Ich möchte zum Schluss kommen. Dieses Gesetz, das Sie hier vorgelegt haben, sollte so, wie Sie es hier eingebracht haben, gleich wieder mitgenommen werden. Es ist kaum etwas dran, was ernsthaft beraten werden kann. Die wesentlichen Fragen beantworten Sie nicht: Wie kommen wir zu einer verfassungsgemäßen Bezahlung der Beamtinnen und Beamten? Wie gehen wir mit dem um, worauf die Beamtinnen und Beamten in der Vergangenheit schon verzichtet haben, und wie schaffen wir es eigentlich, im Zeichen der anstehenden Inflation von 10 % mit einer solchen Regelung nachher auch etwas zu haben, was uns nicht wieder um die Ohren gehauen wird?

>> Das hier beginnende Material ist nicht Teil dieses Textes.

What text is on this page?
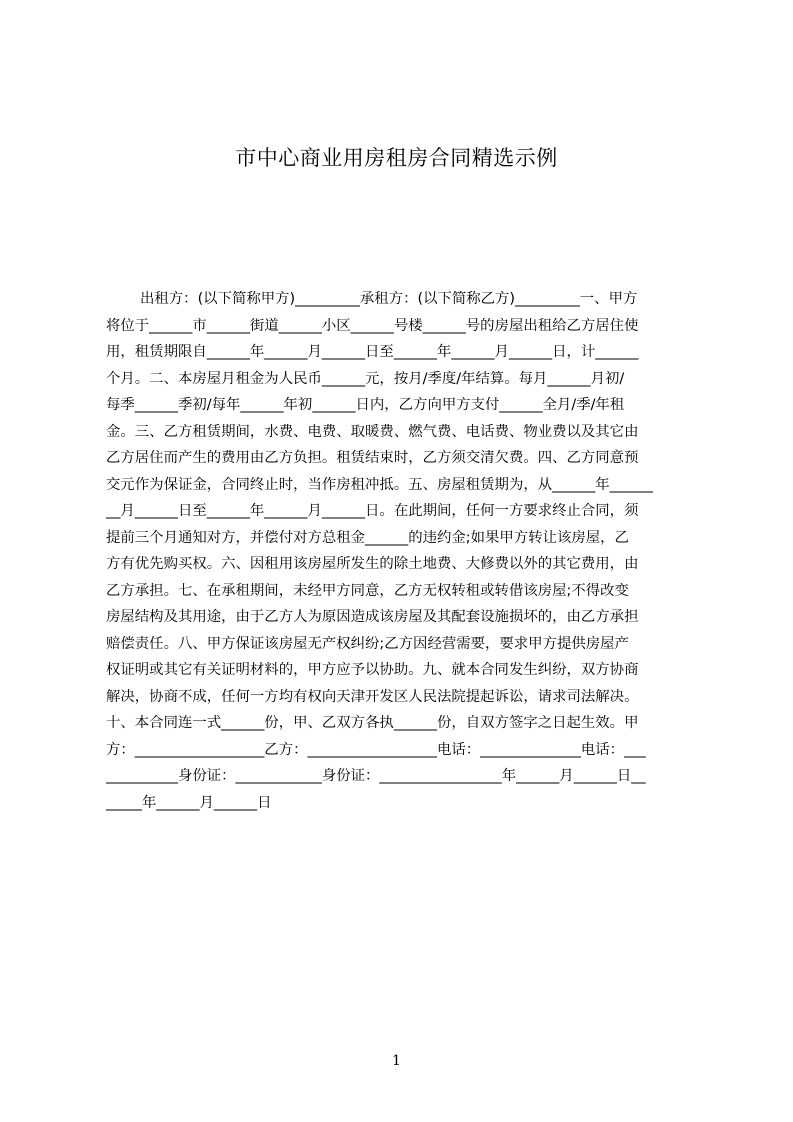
市中心商业用房租房合同精选示例
出租方：(以下简称甲方)_________承租方：(以下简称乙方)_________一、甲方
将位于______市______街道______小区______号楼______号的房屋出租给乙方居住使
用，租赁期限自______年______月______日至______年______月______日，计______
个月。二、本房屋月租金为人民币______元，按月/季度/年结算。每月______月初/
每季______季初/每年______年初______日内，乙方向甲方支付______全月/季/年租
金。三、乙方租赁期间，水费、电费、取暖费、燃气费、电话费、物业费以及其它由
乙方居住而产生的费用由乙方负担。租赁结束时，乙方须交清欠费。四、乙方同意预
交元作为保证金，合同终止时，当作房租冲抵。五、房屋租赁期为，从______年______
__月______日至______年______月______日。在此期间，任何一方要求终止合同，须
提前三个月通知对方，并偿付对方总租金______的违约金;如果甲方转让该房屋，乙
方有优先购买权。六、因租用该房屋所发生的除土地费、大修费以外的其它费用，由
乙方承担。七、在承租期间，未经甲方同意，乙方无权转租或转借该房屋;不得改变
房屋结构及其用途，由于乙方人为原因造成该房屋及其配套设施损坏的，由乙方承担
赔偿责任。八、甲方保证该房屋无产权纠纷;乙方因经营需要，要求甲方提供房屋产
权证明或其它有关证明材料的，甲方应予以协助。九、就本合同发生纠纷，双方协商
解决，协商不成，任何一方均有权向天津开发区人民法院提起诉讼，请求司法解决。
十、本合同连一式______份，甲、乙双方各执______份，自双方签字之日起生效。甲
方：__________________乙方：__________________电话：______________电话：___
__________身份证：____________身份证：_________________年______月______日__
_____年______月______日
1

Meine Damen und Herren, im Grunde genommen bleibt mir nur zu sagen: Wissen Sie, Herr Beuth, worüber Sie wirklich froh sein können? Sie können wirklich froh sein – sonst wäre es nämlich anders –, dass Beamtinnen und Beamte nicht streiken dürfen. Ich glaube, sonst würde dieser Staat nicht mehr funktionieren. – Vielen Dank für Ihre Aufmerksamkeit.